I suppose it is reassuring that as we become more attuned to reality, our ability to perceive the potential consequences of our actions is heightened and more concrete.
But I am not so sure I always like being ‘more aware’. It’s a bit like being your own parent…. You can see the future, the results of your actions…. and you can almost guarantee there’s an “I told you so” in it. You put in your two cents worth, claiming having been ‘there’ before, that ‘only pain will ensue’. And then you play the waiting game, shaking your head occasionally at your stubborn stupidity which in turn shakes it’s own head back at the boring and out of touch parent you can be.
We long to be more wise in hindsight of our own disasters, yet we still don’t always embrace that wisdom when a new situation presents itself that requires a do or don’t decision. Something that we want, that we know we want for the wrong reasons, despite our intuition and spiritual advancements.
Ah ‘reason’. That human ability to make right seem wrong, and wrong seem attractive.
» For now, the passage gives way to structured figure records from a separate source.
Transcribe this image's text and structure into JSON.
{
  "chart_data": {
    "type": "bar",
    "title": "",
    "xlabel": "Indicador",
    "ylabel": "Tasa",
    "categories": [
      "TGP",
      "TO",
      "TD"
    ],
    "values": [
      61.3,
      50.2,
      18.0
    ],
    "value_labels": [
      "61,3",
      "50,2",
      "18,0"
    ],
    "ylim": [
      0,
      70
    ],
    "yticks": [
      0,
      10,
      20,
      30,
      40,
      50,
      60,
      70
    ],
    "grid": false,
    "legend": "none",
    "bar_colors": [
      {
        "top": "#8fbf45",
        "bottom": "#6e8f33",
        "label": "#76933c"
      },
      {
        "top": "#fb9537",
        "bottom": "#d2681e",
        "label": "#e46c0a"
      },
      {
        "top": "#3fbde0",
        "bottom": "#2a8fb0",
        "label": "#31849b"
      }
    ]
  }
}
To work through a challenging situation and come out with just enough brownie points to tip the scales in your ‘favour’. Perhaps even for a while quieting that sick feeling that you might be acting like an idiot, and the worse feeling that you know you are.
We live (mostly) and learn (sometimes) from our mistakes. But sometimes you can be so aware that a potential upcoming decision is such a major fork in the road, that no amount of reason or thought arrangement, can quell that sick feeling. It’s not a matter of hurting animals or stealing money from an old lady, it’s just your future. The next how ever many years playing out either one way, or another. Both hold some happiness, but one holds more, and the freedom to be fully authentic.
Still, it’s possible no one else would know. You’ve been there before. Heck you probably still have the lines from the scenes the last time you played the role. All those other happy people, living their lives through work, family, kids, hobbies. How many of them read from their scripts everyday, blissfully unaware they have the wrong one. That they were born for a different role altogether. You were one of them, and you eventually hated it.
So why the reluctance to embrace the alternative path now? Is it because the script is partially unwritten so you are unsure how the story ends? But that’s the thing of being authentic in life, it doesn’t matter if you don’t really know what you are going to say or do tomorrow… In just being free to be you, what comes to you, is what’s right for you, and everyone else your life affects for the rest of their lives too.
It’s a little upside down. The more authentic and wise we are, the less road maps and scripts we need. In worrying about what we will do or say about right and wrong, we start to tie the hand intuition has in our everyday lives. In thinking more about the consequences, we use fear to shackle ourselves to doing the ‘right’ thing so we don’t get hurt or mostly ‘found out’. We need those scripts to feed ourselves, and we starve our inbuilt radars which are far more accurate in such matters.
Our openess and fearlessness of who we are without preconceptions or ego, provides us a blank slate of possibilities that are all perfect at the right time. Truly knowing right from wrong depends on it, as does the courage to choose the right path every time.
Although it does seem to me that the wiser we are, the less choices we have to make. Those paths that lead to “I told you so” don’t even show up on our GPS. They just don’t exist because we would never be tempted to choose them. Life can become a clear path when we focus on who we truly are and want to become. Our talents and gifts become real to us and we use them to bring joy to ourselves and others. We see the trees and flowers along the way, not the pitfalls and bear traps. The path becomes a country lane in the sun, not a bumpy road of noise and chaos.
It’s about focus. Not ‘what will happen if I do this?’ but ‘who am I?’ The latter solves a whole lot more than the former. Of course I do expect to say “I told you do” for many years to come. But maybe every year, I’ll shake my head at myself a little less.